On Saturday, there were three produce vendors, artists selling jewelry, home decor and knitted products and bakers selling pastries, cookies and bread.
There was smoked salmon and Alexandre Dairy products. Outside Juanita’s Mexican Food set up a food truck while Ron Cole, of Gateway Education of the Wild Rivers Coast, manned an apple press.
According to Cole, the apple press is part of a new youth entrepreneurship program called Wild Harvest Adventure. Youth in that program were each given $700 to invest in local wild foods.
This resulted in them gathering the apples for the cider patrons drank Saturday. One participant, Carl Evanow, caught and canned local tuna for sale.

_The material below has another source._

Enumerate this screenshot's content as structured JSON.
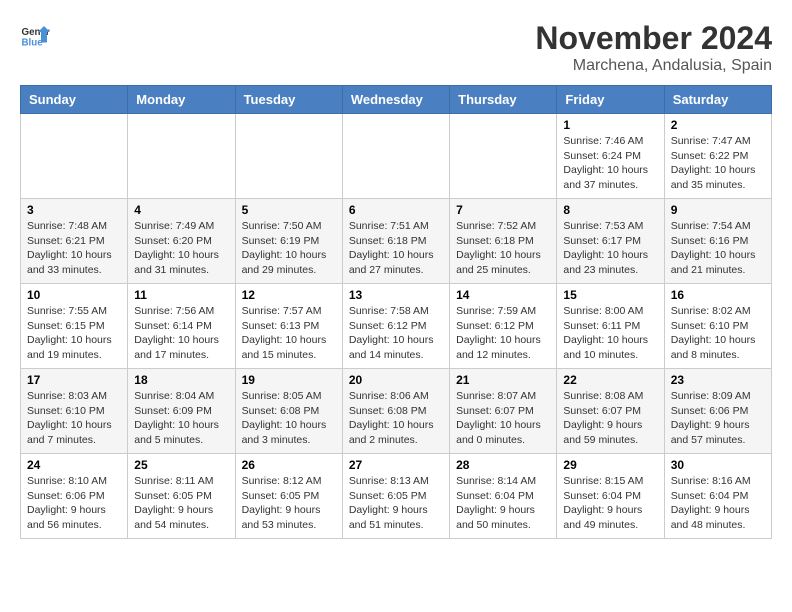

Cole said his kids were also selling local herbal teas and had also invested in locally-harvested wild mushrooms.
“It grew from a desire to share my own experience of earning a living in a way that didn’t compromise how I wanted to experience my world,” Cole said in a statement posted on the building. “In the process of harvesting, processing, pricing upcycling, recycling, invoicing, delivering, tracking hours, going to business meetings and making decisions on pricing, inventory and logistics, they didn’t seem to be lost in visions of making lots of money. They do seem, however, to be very cognizant of, and motivated by, the opportunity to bring wild, healthy, wonderful food to their community.”
Wild Harvest Adventure accepts youth between 11 and 26, Cole said.
Other vendors come from as far away as Redding and Cave Junction, Hanson said.
One newcomer, Seaside Weavers, take old crab pots, clean them and turn them into floor mats. Hanson said anyone with fishing gear or rope they can’t use should visit the market to see if that material can be reused.
Hanson said she will submit another proposal to the Crescent City Harbor District Board of Commissioners at its Dec. 7 meeting to keep the indoor market open through May when the market returns outdoors for summer.
“We’re talking about for next year also doing an evening market on Mondays, and doing a separate section with food vendors and a regular section for the farmers market,” she said. “We want to have outdoor live music and dining outdoors.”